HAPPENING TODAY — MACRON’S LEBANON SUMMIT: French President Emmanuel Macron hosts the Lebanon support conference in Paris today. My Paris Playbook colleagues report Macron is expected to deliver a speech at 10 a.m., in which he may set out once again the French position on the war in the Middle East, at a time of heightened tensions with Israeli Prime Minister Benjamin Netanyahu.

What Macron wants to achieve: To unlock financial support for the 1.2 million displaced civilians in Lebanon who are fleeing the Israel-Hezbollah war. An adviser to the Elysée told reporters on Wednesday that the organizers aim to reach the U.N.’s estimated target of at least €400 million in funding for Lebanon.

Guterres is also expected to attend … fresh from meeting Putin at the BRICS summit.

WHY TRUMP WENT TO WAR WITH U.K. LABOUR: U.K. Prime Minister Keir Starmer’s efforts to court former President Donald Trump before November’s presidential election went up in flames when a Labour staffer posted on LinkedIn that “nearly 100” party staff were traveling to the U.S. to campaign for his rival Kamala Harris.

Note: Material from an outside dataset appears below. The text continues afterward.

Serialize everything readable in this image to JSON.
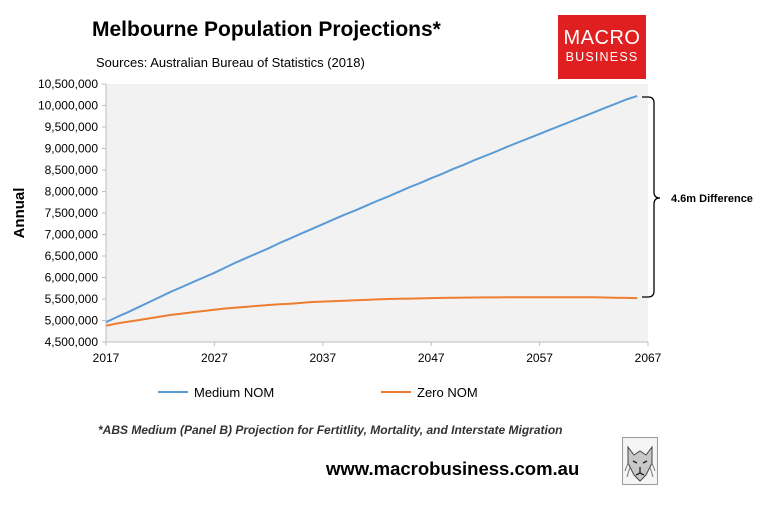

With Trump’s campaign threatening legal action, my colleague Emilio Casalicchio examines the diplomatic bust-up and what it could cost Starmer’s new administration.

Hoping they’re still friends: One of Starmer’s Cabinet ministers, Defence Secretary John Healey, spoke to Anne McElvoy about the bust-up on this week’s POLITICO Power Play podcast. Asked if he’s worried about upsetting the Trump campaign, Healey said: “The U.S.-U.K. relationship is so deep and that has survived the ups and downs of political cycles on both sides of the Atlantic.” Listen here.

TOP READ — THE MAN WHO BOUGHT A COUNTRY: Georgia’s richest man, Bidzina Ivanishvili, is tilting his country toward Moscow ahead of an election on Oct. 26. Dato Parulava and Eva Hartog have an essential profile of the 68-year-old tycoon out this morning.

Why does it matter? 8 things to know about Georgia’s “existential” election.

TURKEY STRIKES PKK: Turkey’s air force hit Kurdistan Workers Party (PKK) targets in northern Syria and Iraq late Wednesday night in retaliation for a deadly attack on the headquarters of a defense company near Ankara earlier in the day. The assault on Turkish Aerospace Industries Inc. killed five people and injured 22 others, according to the state news agency. Giselle Ruhiyyih Ewing has a write-up.